Hospitalizations due to COVID-19 infection are up 20% compared to last week. (Image by Andriy Onufriyenko/Getty Images)
The state’s COVID-19 infection rate increased significantly in the past week when there were 5,187 new confirmed cases, a 30% jump from the week prior, according to the Iowa Department of Public Health’s weekly update on Wednesday.
The increase snapped a two-month streak in which new cases hovered near the 4,000-per-week mark. It was the most cases recorded in one week in the state this summer and is more than 10 times the infection rate of the lull of late March. However, the latest rate is one-tenth that of the January peak.
Those numbers do not include infections that are identified by at-home rapid tests, which are not recorded by the state. The concentration of the coronavirus in wastewater indicates new cases might be severely undercounted.
The number of people who are infected and receiving inpatient treatment at Iowa hospitals also increased to 229 as of Wednesday, according to the U.S. Department of Health and Human Services. That is a 20% jump from the week before.
Of those hospitalized, 23 are under intensive care.
The latest state data show that counties with the highest positive test rates per capita are dispersed throughout the state, with notable pockets of higher rates in west-central, far northern and eastern Iowa.
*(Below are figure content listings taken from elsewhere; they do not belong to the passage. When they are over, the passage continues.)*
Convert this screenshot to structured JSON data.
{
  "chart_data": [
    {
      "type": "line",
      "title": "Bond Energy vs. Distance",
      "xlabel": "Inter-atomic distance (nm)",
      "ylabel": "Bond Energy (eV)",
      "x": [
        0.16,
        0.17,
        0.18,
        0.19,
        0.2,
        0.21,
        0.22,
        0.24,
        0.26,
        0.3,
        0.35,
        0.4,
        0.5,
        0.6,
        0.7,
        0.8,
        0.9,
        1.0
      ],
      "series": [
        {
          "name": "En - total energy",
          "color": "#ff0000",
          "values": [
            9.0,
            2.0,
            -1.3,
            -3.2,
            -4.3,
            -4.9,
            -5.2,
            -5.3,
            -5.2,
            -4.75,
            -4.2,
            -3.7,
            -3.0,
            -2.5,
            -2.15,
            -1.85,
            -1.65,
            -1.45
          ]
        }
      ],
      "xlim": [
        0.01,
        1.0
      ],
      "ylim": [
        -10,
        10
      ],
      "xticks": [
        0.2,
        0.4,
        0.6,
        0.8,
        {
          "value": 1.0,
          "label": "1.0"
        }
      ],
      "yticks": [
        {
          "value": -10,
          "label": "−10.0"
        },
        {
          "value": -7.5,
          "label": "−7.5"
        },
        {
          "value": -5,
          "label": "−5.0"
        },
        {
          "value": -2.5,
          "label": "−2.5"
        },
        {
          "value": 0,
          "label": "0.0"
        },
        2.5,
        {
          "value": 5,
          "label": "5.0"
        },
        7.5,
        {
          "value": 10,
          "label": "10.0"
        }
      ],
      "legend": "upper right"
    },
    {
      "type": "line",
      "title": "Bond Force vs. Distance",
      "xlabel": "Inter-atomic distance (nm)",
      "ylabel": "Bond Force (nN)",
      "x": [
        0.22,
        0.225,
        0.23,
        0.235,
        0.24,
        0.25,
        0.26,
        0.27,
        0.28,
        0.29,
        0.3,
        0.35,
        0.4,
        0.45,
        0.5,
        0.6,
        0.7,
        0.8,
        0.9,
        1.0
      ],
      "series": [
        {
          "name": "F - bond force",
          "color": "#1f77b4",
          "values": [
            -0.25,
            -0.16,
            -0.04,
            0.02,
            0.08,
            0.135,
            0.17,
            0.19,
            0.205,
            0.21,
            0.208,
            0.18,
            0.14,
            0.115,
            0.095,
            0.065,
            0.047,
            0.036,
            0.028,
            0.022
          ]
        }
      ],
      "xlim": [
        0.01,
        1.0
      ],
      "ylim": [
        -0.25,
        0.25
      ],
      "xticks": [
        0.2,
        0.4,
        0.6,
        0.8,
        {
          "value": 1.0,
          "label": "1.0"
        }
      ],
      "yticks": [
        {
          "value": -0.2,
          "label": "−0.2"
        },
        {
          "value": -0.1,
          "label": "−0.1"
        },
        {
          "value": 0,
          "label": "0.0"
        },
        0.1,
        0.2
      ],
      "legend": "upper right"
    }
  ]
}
Carroll County has had the largest increase of documented infections in the past two weeks, according to a New York Times analysis. The county had an elevated threat of infection in a U.S. Centers for Disease Control and Prevention report late last week.
That report — which is set to be updated Thursday — said Carroll was among 22 counties with a “medium” threat level. The CDC classified counties as low, medium or high risk based on their per-capita infection and hospitalization rates.
Johnson and Winneshiek counties were the only two ranked “high” in last week’s report. Those classified as medium were: Appanoose, Benton, Carroll, Cedar, Davis, Dubuque, Iowa, Jackson, Jefferson, Jones, Keokuk, Linn, Louisa, Lyon, Mahaska, Mills, Monroe, O’Brien, Osceola, Wapello, Washington and Van Buren.
A newer subvariant of the omicron variant — known as BA.5 — now accounts for about two-thirds of infections in the United States, according to CDC estimates. It surpassed the 50% threshold last week.
The state also reported 15 new deaths of Iowans who were infected by the virus, for a total of 9,718 since the start of the pandemic.